Once again, evangelism is a team sport. You are unlikely to get very far with these tactics in the absence of a community that enforces the rewards and punishments. At the group level, the degree to which evangelists implement this strategy therefore depends on which behaviours they encourage among group members. As I have argued elsewhere, in many evangelising communities, members can win status within the group by behaving as epistemic warriors and enforcers, making personal sacrifices to impose costs on anybody who challenges the community’s beliefs.
Examples of this strategy are ubiquitous. Many will think of “cancel culture”. As most people understand this term, it refers to cases in which mostly young, mostly privileged progressives use social media and other means to destroy the reputations of those who dissent from their worldview. However, understood in the broadest sense as cases in which groups attempt to impose practical costs on those who challenge their beliefs, cancel culture exists across the political spectrum. It is also ancient and often takes a far more extreme form than social media-based reputational destruction. Giordano Bruno was burned alive by the Catholic Church. Salman Rushdie was recently stabbed twelve times.
Persuasion or Pressure
Most real-world evangelists use a mixture of persuasion and pressure, and the distinction between them is not always sharp. Nevertheless, I think it is real and important. This intuition is not universal. I once had an interesting exchange with the philosopher Neil Levy where he seemed to argue that the Catholic Church was engaged in a kind of persuasion when it burned heretics at the stake. Neil is one of my favourite philosophers and I always enjoy talking with him, but I do not share this view.
Assuming the distinction is real, which strategy should evangelists opt for?
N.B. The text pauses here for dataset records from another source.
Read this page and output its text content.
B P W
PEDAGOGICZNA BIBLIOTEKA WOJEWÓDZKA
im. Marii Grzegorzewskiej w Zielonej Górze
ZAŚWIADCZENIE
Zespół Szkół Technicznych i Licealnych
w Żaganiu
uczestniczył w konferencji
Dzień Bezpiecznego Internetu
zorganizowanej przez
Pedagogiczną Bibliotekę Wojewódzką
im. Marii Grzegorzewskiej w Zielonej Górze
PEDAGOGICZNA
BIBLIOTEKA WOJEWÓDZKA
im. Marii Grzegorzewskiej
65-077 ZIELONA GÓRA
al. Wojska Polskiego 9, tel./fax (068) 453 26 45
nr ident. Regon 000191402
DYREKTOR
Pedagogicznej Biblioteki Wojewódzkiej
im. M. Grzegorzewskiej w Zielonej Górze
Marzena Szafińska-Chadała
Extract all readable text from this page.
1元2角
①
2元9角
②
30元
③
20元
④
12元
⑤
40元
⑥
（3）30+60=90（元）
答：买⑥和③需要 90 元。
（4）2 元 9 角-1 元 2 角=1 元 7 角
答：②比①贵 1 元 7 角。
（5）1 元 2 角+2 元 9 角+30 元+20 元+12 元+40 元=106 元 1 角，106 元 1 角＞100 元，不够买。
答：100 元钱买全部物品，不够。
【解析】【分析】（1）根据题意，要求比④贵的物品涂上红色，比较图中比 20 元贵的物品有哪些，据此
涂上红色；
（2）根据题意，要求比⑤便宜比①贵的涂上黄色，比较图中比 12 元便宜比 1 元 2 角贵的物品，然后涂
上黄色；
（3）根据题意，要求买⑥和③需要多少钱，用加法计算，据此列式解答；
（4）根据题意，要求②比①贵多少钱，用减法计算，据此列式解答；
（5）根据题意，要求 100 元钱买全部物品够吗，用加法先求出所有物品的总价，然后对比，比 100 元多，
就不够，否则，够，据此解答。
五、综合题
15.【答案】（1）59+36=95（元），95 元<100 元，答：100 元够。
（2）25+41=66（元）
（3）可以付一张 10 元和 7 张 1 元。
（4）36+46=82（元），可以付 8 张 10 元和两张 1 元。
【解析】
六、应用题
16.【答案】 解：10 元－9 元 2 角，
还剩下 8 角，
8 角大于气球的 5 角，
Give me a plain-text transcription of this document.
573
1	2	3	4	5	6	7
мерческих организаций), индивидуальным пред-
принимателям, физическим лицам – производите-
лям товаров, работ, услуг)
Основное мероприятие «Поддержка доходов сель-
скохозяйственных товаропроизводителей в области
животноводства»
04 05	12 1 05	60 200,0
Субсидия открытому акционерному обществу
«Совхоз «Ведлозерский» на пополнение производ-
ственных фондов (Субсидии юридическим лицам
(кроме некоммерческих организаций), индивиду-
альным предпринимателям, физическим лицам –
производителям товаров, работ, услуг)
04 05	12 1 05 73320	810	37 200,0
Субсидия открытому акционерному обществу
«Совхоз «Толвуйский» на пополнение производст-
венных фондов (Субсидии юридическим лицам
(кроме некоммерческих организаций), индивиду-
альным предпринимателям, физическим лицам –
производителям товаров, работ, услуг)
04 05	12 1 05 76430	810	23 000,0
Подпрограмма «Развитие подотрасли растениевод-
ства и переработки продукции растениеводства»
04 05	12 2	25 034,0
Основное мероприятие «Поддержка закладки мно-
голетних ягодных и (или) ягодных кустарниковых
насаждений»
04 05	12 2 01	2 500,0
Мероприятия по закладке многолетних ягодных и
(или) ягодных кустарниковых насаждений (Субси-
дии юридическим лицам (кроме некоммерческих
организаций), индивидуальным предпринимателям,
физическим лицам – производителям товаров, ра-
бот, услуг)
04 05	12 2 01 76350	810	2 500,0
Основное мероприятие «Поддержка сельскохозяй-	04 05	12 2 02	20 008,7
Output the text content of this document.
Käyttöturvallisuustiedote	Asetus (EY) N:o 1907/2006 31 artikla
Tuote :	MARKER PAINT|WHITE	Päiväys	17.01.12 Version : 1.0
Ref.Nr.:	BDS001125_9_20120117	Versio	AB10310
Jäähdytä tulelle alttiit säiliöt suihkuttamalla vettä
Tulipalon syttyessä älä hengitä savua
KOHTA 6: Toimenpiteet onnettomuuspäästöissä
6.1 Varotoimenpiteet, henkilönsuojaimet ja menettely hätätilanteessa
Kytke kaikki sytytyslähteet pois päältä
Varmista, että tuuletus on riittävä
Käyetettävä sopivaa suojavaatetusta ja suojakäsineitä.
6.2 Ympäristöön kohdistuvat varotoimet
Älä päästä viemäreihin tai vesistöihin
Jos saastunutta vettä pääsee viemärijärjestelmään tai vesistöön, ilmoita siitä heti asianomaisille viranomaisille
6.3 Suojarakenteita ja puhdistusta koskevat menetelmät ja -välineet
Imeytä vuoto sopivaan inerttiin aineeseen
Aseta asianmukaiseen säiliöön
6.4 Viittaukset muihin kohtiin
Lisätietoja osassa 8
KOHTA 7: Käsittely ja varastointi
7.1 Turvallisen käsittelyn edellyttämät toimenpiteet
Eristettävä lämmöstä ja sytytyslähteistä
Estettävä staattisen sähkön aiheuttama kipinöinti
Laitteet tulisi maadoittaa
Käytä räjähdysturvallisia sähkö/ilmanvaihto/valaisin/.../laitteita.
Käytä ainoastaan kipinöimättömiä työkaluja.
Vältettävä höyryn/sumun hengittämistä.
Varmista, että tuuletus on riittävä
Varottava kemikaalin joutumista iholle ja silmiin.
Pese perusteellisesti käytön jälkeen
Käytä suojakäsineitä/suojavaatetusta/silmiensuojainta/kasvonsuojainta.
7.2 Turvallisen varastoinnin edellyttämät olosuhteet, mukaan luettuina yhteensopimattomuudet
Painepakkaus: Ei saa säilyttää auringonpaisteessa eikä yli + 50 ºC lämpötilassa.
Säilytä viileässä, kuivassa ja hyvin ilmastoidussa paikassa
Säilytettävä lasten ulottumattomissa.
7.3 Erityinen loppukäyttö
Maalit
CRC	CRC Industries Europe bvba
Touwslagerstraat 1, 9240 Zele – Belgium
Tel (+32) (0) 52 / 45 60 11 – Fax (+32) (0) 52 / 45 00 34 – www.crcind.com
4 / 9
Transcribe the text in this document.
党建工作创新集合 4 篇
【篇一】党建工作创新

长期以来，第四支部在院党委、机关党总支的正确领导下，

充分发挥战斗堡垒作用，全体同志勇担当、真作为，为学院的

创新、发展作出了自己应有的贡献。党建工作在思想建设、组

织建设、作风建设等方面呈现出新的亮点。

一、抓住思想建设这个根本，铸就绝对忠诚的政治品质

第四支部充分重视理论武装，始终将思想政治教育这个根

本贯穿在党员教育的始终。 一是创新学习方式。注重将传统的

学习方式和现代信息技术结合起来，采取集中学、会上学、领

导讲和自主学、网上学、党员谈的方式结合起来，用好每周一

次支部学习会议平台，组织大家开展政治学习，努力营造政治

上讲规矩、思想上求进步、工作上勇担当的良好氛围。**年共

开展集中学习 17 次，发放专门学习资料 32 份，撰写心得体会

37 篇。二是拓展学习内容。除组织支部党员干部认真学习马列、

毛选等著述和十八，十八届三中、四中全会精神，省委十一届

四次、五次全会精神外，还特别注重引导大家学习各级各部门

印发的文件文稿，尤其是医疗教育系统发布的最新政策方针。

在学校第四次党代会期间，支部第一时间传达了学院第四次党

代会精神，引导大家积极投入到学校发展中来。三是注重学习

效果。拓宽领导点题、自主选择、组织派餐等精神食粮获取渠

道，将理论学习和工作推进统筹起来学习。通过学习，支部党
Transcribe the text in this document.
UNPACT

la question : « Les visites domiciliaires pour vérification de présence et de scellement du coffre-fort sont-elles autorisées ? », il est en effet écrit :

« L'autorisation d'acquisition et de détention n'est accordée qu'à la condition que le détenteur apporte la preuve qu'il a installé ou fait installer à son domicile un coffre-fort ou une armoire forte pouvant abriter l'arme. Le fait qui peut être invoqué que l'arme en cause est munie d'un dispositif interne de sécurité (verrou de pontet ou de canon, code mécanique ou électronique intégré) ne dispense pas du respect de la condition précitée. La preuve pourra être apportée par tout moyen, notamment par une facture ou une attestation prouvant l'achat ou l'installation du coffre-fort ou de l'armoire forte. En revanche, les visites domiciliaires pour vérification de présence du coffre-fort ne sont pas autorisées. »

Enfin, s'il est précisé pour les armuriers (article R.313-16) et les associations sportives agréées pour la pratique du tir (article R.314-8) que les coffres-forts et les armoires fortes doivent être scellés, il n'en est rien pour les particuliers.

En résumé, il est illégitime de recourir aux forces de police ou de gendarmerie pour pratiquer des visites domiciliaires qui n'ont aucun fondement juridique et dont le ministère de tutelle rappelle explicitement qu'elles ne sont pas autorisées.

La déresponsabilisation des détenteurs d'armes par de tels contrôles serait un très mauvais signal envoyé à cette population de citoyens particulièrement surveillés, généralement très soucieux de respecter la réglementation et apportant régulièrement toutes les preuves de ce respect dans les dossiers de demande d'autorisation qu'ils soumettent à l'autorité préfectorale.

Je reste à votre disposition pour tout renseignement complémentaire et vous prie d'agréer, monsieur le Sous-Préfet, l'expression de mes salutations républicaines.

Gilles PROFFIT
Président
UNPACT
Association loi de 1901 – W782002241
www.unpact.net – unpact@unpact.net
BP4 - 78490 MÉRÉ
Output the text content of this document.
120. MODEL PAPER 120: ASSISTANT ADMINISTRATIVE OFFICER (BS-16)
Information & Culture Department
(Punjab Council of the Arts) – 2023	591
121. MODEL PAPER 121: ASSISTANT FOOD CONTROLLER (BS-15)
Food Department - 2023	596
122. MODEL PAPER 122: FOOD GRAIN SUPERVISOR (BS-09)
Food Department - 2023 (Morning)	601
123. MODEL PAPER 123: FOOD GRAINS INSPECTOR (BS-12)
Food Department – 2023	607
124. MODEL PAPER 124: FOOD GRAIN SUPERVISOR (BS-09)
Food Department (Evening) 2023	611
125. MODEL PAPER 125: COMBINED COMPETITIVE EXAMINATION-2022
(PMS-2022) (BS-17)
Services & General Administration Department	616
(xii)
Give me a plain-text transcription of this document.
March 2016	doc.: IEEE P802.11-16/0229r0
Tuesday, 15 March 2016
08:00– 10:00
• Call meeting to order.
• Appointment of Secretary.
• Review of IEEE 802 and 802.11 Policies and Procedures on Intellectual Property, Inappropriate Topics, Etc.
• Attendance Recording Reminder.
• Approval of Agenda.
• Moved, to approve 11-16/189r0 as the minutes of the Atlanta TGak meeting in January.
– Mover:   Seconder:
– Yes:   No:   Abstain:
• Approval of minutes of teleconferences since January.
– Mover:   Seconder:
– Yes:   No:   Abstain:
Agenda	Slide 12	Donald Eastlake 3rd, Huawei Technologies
I suspect that social desirability bias—roughly, saying things that sound good rather than saying what one really thinks—would push most people to say that the persuasion strategy is better. However, social desirability is not a good guide to truth, and the fact that the pressure strategy is so pervasive suggests that many people think it is superior in practice.
Moreover, it is not obvious that the pressure strategy is bad. Of course, it seems bad if you think about beliefs you disagree with. However, I am not interested in the question of whether people should try to pressure others into accepting bad beliefs. I am interested in whether evangelists should try to pressure others into accepting beliefs they sincerely think are good.